Le mode opératoire et les zones d’ombre entourant l’assassinat de Forestier nourrit des spéculations dignes d’un roman d’espionnage: règlement de comptes ? Élimination d’un témoin gênant ?

« On a du mal à croire que ce meurtre soit sans lien avec sa mise en cause dans l’affaire Mbaou », commente une source proche du dossier. De son côté, le parquet de Lyon ne va pas au delà de la confirmation de l’ouverture d’une enquête par la Jirs.

Repérages eu printemps 2018

Selon la DGSI, Daniel Forestier aurait lui-même reconnu le projet d’élimination, les 31 août et 1er septembre dernier, de l’homme qui réside à Bessancourt, dans le Val-d’Oise. Toujours selon Le Monde, des repérages avaient été menés en mai et juin 2018. Mais les résultats avaient révélés que le projet « n’était pas réalisable ».

L’avocate de Bruno Susini, Me Marie-Alix Canu-Bernard, a appelé « à la plus grande prudence sur les interprétations car, à ce jour, toutes les hypothèses restent ouvertes » concernant la mort de Daniel Forestier.

« Accusations rocambolesques »

Pour l’avocat de Daniel Forestier, Cédric Huissoud, la mise en cause de son client dans le dossier concernant l’opposant congolais était injustifiée. « Mon client avait toujours contesté ces accusations rocambolesques, qui ne reposent que sur un témoignage anonyme », souligne-t-il à l’AFP. Son client était placé sous contrôle judiciaire et l’avocat avait engagé dès septembre un recours devant la chambre de l’instruction de la cour d’appel de Lyon pour faire annuler cette mise en examen.

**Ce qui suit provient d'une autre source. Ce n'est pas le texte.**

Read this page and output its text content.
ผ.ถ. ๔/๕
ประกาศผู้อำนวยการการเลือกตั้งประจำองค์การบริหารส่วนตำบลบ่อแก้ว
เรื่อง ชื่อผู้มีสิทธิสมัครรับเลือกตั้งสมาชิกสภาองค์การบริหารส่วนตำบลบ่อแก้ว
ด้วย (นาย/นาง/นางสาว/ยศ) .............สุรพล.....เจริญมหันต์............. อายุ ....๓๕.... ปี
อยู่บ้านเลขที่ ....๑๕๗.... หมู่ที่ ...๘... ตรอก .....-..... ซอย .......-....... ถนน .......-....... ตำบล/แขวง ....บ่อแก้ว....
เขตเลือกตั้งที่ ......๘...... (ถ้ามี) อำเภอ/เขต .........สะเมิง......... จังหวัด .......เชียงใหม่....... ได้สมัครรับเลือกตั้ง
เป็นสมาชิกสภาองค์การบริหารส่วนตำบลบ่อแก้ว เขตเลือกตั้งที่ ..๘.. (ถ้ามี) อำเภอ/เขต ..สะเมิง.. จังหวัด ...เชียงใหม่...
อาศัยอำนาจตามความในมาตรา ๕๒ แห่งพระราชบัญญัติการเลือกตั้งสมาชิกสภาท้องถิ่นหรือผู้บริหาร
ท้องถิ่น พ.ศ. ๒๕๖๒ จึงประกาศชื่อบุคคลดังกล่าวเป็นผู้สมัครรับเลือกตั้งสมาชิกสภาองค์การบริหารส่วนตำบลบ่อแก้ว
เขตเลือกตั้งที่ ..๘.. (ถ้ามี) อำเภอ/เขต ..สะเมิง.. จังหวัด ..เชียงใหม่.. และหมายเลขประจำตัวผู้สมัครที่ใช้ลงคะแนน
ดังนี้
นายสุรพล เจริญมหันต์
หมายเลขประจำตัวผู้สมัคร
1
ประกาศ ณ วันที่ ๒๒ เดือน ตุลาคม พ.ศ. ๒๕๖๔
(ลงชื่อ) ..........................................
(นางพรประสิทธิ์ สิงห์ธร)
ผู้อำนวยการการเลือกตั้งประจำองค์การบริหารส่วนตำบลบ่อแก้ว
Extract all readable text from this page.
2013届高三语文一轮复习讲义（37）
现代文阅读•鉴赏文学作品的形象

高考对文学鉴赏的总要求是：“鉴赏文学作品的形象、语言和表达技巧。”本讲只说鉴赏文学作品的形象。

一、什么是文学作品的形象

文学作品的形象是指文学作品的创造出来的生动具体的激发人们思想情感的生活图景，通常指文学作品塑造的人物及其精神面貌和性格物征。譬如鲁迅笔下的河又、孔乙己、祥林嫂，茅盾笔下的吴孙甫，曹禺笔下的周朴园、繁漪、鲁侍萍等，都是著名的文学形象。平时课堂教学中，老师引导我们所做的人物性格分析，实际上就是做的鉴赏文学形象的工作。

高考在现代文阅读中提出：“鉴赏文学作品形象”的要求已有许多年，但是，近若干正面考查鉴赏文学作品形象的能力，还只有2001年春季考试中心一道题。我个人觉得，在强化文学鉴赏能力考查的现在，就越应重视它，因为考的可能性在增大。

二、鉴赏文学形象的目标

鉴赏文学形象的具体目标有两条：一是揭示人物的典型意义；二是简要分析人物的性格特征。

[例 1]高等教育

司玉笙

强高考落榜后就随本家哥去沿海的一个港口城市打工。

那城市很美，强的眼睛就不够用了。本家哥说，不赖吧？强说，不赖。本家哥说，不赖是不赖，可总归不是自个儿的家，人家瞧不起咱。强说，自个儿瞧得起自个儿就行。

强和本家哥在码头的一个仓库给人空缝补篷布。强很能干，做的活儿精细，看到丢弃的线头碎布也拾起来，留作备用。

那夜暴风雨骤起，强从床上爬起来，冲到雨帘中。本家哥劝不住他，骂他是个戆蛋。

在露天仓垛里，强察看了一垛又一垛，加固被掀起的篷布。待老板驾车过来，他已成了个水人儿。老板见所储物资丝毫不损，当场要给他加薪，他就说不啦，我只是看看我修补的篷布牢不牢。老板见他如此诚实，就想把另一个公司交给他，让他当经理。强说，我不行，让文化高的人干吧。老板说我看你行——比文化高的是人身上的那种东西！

Marié et père de deux enfants, Daniel Forestier avait publié à compte d’auteur plusieurs romans aux titres évocateurs tels que « Barbouze de la République » ou « Requiem pour un Savoyard ».  « C’était un homme qui était avant tout un père de famille et un époux apprécié de tous. Il avait une vie saine et paisible, et n’était pas connu de la justice au-delà de la mise en examen de septembre. C’est un choc pour tout le village », a poursuivi son avocat.

Des preuves qui disparaissent

Interrogé par l’AFP début octobre, Ferdinand Mbaou, 62 ans, s’était dit « en colère mais pas surpris » par la nouvelle de ce projet d’assassinat, qu’il disait avoir apprise « par la presse ». En 2015, l’ancien chef de la garde de l’ex-président de la République du Congo Pascal Lissouba (1992-1997) avait déjà été grièvement blessé par balle dans une tentative d’assassinat à la sortie de son domicile de Bessancourt, au nord de Paris. Il serait dans le collimateur de Brazzaville en raison de ses réseaux dans l’armée, selon un opposant congolais.

« Nous avons appris avec effarement le décès de Daniel Forestier. Avec sa mort, c’est une partie essentielle des preuves, et donc de la manifestation de la vérité, qui disparaît », ont regretté mercredi Vincent Brengarth et Henri Thulliez, les avocats de l’opposant congolais.

« Il est plus que jamais indispensable que les investigations s’accélèrent pour que la justice puisse déterminer le ou les responsables de la tentative d’assassinat de Ferdinand Mbaou », ont-ils souligné dans un communiqué, ajoutant: « aucun protagoniste dans cette affaire n’est en sécurité, à commencer par notre client, victime déjà de deux tentatives d’assassinat en trois ans ».